Volvox, seen here under a microscope, is a genus of freshwater green algae. (Sinhyu/iStock/Getty Image)
Science Alert has a story about the oldest land plants. In rock samples from the Canning Basin in Western Australia, scientists have found clues to early land plant evolution. These samples come from deposits that date to the lower Ordovician about 480 million years ago when land plants were small and moss-like. The research can be found in a paper published in the journal Science.

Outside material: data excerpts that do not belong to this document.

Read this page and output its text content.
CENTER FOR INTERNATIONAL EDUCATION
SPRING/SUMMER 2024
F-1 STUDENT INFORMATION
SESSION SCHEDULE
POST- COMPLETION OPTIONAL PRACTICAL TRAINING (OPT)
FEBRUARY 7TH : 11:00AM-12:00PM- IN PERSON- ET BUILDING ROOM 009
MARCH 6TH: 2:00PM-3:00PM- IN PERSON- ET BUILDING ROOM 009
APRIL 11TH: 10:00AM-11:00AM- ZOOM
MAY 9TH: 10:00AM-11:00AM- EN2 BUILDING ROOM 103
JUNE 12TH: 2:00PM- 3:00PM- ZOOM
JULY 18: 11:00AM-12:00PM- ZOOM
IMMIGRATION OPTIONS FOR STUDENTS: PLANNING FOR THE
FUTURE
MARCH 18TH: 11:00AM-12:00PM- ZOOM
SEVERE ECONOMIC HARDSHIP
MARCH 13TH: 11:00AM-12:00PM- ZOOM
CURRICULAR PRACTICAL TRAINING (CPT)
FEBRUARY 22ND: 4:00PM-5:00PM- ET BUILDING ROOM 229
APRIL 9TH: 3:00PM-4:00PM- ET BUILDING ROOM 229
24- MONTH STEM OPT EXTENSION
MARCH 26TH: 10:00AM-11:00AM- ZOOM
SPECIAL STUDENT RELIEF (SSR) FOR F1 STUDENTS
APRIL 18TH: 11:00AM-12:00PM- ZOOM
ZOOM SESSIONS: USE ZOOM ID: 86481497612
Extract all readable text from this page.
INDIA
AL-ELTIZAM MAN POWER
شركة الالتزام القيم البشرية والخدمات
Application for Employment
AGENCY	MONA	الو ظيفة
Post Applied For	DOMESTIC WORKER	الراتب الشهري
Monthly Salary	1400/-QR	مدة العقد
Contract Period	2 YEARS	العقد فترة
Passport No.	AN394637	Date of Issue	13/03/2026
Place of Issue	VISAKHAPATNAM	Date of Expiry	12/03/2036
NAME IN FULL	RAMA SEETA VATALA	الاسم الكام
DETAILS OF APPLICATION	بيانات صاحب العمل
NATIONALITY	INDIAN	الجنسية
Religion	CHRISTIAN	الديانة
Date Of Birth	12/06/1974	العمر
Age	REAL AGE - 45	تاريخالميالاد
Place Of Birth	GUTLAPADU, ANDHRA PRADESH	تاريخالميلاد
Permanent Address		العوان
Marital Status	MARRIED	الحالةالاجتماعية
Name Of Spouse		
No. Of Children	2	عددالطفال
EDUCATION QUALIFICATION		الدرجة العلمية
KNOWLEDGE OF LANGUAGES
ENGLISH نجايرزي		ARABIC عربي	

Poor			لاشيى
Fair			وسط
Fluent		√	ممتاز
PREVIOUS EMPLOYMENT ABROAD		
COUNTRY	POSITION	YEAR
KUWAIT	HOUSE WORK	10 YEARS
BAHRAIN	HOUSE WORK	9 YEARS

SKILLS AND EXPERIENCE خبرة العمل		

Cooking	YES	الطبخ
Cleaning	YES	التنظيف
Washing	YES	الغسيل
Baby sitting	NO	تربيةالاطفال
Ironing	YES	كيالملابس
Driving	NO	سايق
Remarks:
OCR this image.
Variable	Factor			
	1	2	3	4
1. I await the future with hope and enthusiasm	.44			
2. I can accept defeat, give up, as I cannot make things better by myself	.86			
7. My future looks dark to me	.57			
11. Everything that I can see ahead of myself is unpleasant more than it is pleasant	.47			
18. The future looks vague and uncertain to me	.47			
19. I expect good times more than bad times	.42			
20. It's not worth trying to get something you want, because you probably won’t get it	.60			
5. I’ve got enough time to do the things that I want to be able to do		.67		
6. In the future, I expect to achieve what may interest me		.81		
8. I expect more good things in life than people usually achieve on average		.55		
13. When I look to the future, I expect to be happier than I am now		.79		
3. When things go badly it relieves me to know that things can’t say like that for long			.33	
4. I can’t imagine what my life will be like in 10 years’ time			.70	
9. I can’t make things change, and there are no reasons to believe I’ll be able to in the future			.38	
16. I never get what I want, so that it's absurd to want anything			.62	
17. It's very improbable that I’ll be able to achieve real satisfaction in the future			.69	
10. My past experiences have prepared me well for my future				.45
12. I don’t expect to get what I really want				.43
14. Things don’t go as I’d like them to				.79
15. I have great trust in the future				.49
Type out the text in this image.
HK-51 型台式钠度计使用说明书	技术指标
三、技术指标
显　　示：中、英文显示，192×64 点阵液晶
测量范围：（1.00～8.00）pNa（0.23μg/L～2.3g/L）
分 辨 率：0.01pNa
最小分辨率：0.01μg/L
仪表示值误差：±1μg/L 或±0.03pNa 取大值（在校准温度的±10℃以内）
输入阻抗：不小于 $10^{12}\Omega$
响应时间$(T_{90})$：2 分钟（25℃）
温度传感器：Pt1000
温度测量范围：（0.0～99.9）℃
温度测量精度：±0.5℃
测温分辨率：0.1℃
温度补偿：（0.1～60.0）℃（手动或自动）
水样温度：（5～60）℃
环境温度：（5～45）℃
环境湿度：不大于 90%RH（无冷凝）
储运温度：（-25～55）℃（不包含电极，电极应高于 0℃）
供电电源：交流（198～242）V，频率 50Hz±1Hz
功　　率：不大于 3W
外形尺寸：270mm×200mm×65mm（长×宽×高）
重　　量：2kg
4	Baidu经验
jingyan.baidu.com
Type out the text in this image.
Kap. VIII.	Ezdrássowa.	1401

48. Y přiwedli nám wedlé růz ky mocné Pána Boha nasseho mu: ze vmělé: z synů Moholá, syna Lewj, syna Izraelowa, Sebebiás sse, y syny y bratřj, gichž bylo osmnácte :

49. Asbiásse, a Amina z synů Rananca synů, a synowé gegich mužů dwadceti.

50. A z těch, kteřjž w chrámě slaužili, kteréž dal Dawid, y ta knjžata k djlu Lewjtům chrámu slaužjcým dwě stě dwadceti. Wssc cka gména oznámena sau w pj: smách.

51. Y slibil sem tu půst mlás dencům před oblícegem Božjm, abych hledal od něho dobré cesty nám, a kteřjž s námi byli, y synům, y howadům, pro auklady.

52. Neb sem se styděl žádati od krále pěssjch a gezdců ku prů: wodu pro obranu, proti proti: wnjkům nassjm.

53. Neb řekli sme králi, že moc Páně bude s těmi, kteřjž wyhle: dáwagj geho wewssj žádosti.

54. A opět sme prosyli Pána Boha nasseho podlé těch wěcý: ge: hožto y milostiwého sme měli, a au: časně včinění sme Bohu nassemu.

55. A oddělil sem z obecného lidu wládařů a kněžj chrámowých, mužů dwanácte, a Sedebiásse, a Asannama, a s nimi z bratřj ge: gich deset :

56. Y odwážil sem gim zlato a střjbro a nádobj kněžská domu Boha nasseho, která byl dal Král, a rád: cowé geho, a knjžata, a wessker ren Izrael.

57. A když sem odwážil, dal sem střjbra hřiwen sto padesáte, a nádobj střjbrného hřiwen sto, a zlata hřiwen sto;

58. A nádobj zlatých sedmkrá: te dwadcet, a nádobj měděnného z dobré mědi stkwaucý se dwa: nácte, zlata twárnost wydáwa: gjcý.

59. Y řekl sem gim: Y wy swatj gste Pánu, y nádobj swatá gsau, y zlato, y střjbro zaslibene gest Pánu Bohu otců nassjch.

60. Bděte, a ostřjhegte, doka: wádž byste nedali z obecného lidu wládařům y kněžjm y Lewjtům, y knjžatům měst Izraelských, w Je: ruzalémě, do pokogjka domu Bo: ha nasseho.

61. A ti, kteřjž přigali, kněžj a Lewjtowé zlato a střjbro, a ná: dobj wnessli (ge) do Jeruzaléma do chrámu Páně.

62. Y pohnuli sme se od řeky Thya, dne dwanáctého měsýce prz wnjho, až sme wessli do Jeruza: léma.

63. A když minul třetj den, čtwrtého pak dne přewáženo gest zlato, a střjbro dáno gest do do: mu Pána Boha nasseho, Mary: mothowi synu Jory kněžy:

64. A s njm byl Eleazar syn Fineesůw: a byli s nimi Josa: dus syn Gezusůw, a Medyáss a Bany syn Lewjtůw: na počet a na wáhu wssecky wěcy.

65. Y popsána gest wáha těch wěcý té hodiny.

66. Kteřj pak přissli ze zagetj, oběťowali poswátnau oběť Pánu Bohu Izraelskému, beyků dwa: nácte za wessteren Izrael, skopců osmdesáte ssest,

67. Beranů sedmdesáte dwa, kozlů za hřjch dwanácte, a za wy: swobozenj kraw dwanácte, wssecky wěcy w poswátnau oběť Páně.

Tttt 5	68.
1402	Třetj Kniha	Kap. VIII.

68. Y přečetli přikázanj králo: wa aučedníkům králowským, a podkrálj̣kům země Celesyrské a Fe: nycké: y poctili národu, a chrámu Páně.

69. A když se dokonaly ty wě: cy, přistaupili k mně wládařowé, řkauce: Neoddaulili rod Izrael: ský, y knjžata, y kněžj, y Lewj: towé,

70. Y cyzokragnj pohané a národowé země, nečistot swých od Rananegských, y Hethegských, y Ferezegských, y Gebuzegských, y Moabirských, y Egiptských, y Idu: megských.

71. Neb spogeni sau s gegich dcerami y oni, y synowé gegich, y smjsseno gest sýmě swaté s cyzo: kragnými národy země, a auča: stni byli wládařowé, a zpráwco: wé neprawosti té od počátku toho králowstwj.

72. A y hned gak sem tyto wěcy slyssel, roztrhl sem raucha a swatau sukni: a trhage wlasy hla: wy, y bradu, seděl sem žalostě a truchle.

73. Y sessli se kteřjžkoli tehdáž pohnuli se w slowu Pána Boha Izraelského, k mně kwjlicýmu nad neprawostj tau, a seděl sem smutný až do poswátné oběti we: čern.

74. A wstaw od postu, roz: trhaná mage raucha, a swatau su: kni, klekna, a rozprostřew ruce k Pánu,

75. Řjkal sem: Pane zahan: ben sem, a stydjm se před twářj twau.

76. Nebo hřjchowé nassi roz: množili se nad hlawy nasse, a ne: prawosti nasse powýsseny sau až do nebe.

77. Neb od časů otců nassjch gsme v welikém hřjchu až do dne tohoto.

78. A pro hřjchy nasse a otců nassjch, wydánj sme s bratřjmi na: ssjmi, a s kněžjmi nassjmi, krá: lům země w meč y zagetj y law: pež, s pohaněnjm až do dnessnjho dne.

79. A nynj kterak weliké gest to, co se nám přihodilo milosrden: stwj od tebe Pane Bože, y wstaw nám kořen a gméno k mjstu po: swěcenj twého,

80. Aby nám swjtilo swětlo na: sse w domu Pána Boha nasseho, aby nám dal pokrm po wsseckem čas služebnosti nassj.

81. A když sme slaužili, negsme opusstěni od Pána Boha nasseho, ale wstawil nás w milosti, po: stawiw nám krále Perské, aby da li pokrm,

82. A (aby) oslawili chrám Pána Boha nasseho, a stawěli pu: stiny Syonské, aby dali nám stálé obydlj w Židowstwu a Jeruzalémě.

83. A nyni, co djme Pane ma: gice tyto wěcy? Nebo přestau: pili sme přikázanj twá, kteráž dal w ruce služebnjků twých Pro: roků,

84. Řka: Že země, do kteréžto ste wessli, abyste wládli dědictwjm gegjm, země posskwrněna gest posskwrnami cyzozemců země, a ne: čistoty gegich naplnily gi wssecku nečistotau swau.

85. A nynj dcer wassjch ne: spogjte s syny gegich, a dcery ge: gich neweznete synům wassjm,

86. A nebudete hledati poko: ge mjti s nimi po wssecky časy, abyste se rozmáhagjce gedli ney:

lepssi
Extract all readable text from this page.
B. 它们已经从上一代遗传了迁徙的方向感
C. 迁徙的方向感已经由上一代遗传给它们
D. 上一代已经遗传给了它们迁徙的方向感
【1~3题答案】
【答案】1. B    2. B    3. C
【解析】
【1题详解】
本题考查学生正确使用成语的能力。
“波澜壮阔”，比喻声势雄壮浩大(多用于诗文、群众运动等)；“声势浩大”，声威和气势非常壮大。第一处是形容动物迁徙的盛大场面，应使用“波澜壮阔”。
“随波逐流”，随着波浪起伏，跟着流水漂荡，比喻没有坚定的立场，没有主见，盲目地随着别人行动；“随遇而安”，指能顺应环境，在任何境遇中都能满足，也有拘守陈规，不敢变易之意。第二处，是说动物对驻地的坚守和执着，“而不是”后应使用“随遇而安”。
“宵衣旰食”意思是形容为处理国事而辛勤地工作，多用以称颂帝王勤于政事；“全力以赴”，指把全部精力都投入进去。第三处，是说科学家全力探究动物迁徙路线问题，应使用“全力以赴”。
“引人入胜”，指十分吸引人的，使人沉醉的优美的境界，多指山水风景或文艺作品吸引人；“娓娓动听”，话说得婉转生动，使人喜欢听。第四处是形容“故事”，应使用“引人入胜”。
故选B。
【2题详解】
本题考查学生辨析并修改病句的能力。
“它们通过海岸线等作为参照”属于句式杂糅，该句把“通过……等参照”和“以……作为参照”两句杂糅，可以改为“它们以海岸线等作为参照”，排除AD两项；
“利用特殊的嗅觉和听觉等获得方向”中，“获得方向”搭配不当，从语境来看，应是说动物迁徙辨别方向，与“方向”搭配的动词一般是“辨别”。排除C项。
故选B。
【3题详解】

Estimates of the initial timing of the colonization of land by plants are based on large fossilized plant remains, calculations of how long it has taken different species to evolve (called "molecular clock" data), and the record of plant spores.
Molecular clock data suggest land colonization occurred around 515 million years ago (in the Cambrian period), while the earliest plant stem fossils occur around 430 million years ago (in the mid-Silurian period).
These early small plants did not have root systems or hard woody tissue, which may explain why their fossil remains are rare.
Alternatively, we can look at the spores of plants. Spores are simple reproductive units that carry genetic material (much simpler than seeds, which did not evolve until much later).
For successful reproduction, the spore walls of land plants had to be strong enough to resist drying out and damage from ultraviolet radiation.
These resilient spore walls are also what allows the spores to be preserved for hundreds of millions of years in ancient sediments, and to be extracted from those sediments using strong acids as used in this study. We then studied the shapes of the spores under the microscope.